O mais contagiante é a serenidade com tudo acontece. Espreito os espaços de aprendizagem e ali constato e experimento o interesse em saber, a compenetração, o computador e o telemóvel como auxiliares, a transversalidade das aprendizagens que rigorosamente nada têm a ver com a imagem de um professor que debita aos alunos tornados meros receptores de uma dada matéria. E que os avalia em conjunto!
Depois da visita, os alunos passaram o testemunho aos membros do Conselho de Gestão. E aí estive em amena cavaqueira com as Colegas Alexandra e Rosa. Passámos em revista tantas preocupações comuns a todas as escolas, falámos do acto de aprender, da função do Professor, da aprendizagem, de uma cidadania activa, da inclusão perante a diferença e do que sentem estes alunos quando saem para uma escola secundária. Que para muitos é um choque. Dialogámos, ainda, sobre a excessiva burocracia e sobre o problema de, apesar do "contrato de autonomia", trabalhar sempre nos limites, isto é, entre a Lei e a capacidade de gerar uma escola desejo, de felicidade e aprendizagem com vida e para a vida.

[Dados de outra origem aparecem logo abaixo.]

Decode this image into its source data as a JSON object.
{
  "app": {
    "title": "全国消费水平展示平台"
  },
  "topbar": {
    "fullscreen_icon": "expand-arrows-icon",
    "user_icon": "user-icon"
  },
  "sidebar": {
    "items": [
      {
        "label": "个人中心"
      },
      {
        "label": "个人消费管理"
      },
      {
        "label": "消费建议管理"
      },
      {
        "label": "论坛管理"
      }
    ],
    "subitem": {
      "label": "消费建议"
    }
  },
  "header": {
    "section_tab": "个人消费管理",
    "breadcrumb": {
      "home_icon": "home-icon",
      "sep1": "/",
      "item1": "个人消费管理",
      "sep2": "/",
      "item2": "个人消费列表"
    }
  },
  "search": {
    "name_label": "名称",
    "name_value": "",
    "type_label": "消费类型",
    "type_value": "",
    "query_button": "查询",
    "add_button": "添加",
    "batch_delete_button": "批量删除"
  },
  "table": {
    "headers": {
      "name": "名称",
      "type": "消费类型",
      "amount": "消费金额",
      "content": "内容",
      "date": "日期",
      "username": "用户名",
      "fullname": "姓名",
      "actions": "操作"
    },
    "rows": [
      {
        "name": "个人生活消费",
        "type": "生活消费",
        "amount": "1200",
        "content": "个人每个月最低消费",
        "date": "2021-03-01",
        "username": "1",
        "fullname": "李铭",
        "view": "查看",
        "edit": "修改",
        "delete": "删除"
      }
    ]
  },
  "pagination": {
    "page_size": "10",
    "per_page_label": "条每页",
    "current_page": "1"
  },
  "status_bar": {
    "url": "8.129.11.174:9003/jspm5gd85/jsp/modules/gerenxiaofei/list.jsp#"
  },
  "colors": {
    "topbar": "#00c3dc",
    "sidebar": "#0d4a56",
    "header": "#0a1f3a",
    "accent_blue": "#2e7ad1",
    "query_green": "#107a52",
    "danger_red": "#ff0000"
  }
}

De regresso ao Porto, revivi todos aqueles momentos, mergulhado em pensamentos sem fim, mas que se esgotam em poucas perguntas: para quê tanta centralização e medo em não gerar uma autonomia plena dos estabelecimentos de aprendizagem? Para quê e para que servem estes inexplicáveis currículos, densos programas e formatos organizacionais padronizados, mesmo com alguma "flexibilidade curricular"? Será que ainda não perceberam que escolas com 1 000/2 000 e mais alunos não são escolas, antes, linhas de montagem de uma fábrica? Porque não se limitam a elencar junto dos estabelecimentos de aprendizagem, os pontos essenciais a atingir no final da escolaridade obrigatória, deixando às escolas a capacidade de se organizarem e de percorrerem caminhos distintivos?
Deixei, para a biblioteca, qual paradoxo, o meu livro "A Escola é uma seca". A Margarida quando viu a capa disse-me: "eu passei por uma outra escola antes desta. Aqui, garanto-lhe que não é uma seca. Na outra, sim".
Obrigado por me terem proporcionado uma manhã de excelência.
Ilustração: Arquivo próprio.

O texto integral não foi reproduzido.